The past has privileged me with the friendship of Senator Lunardi and Ing. Baiocchi, as well as the happy occasion to have visited Parma in a private capacity and to have been welcomed by Mayor Ubaldi. During these happy times, we shared many thoughts on how our areas of mutual interest could build into joint initiatives from which, amongst other goals, the city of Parma could benefit. History and Culture were common areas of engagement, and it was a particularly exciting moment for me, when I realised we could bring them together in a shared platform of activities. That would, of course, not have been possible, unless those responsible for sustaining and enhancing the cultural life of this city had been willing to look outside the limits of the city, outside the frontiers of Italy and Europe, and espouse the concept that culture from whatever part of the world and from whatever background, should be part of the new region of Parma as the Capitale della Musica. In our world, where major cultures and faiths are ignorant of each other, new dialogues are critical. And Parma has opened the door to this important and challenging prospect. The Aga Khan Trust for Culture and I are honoured that the first initiative of the young Foundation Parma Capitale della Musica to embrace the global world around us, has been to welcome the cultural representations of various parts of the Muslim world.

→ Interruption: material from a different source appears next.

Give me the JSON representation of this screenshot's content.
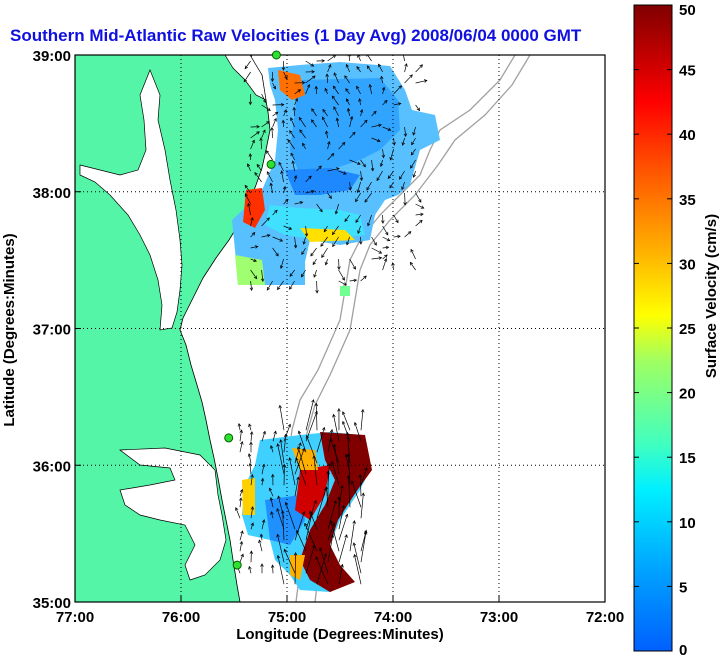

The developing political crises of the last few years, and the large numbers of Muslims emigrating to the West, have revealed - often dramatically - the considerable lack of knowledge of the Muslim world in many Western societies. This ignorance spans all aspects of the peoples of Islam: their pluralism, the diversity of their interpretations of the Qur’anic faith, the chronological and geographical extent of their history and culture, as well as their ethnic, linguistic and social diversity.
The Aga Khan Trust for Culture, the cultural agency of the Aga Khan Development Network, works to expand this knowledge. It promotes debate about the built environment; proposes exemplars and solutions for contemporary design problems; engages in the physical and social revitalisation of communities, thus impacting their quality of life; and, through education and cultural initiatives in the realm of music and the arts, aims to position properly the greatness of the cultures of the Muslim world in our global cultural heritage.
These societies are experiencing dramatic periods of transition, processes of change, and homogenising forces of popular culture, often from far away lands which they view as threatening the significant contributions Muslim civilisations have made to the common heritage of humanity and radically altering the value systems of their future generations. In Muslim societies culture matters a great deal, for it is intimately intertwined with matters of faith. Authentic symbols of pride and identity seem to be disappearing leading to a sense of exclusion, alienation or even challenge to inherited identity.
The need for better understanding across cultures has never been greater - nor more pressing. We must do our utmost to value and protect what is greatest in our common heritage. It is important that the diversity of cultures, the pluralism that characterises many societies today, is recognised as a vital asset and prerequisite for progress and development.
I warmly thank the Foundation Parma Capitale della Musica for giving the Aga Khan Trust for Culture the opportunity to share with you, in this great city and this great country of unique cultural wealth, a small sample of the cultural assets of the Islamic world, and to try to build new forces of pride and respect for the cultural manifestations of the Islamic world at a global level, and thereby contributing to the reduction of the damage that has been made in recent times by questionable decisions in the field of international politics.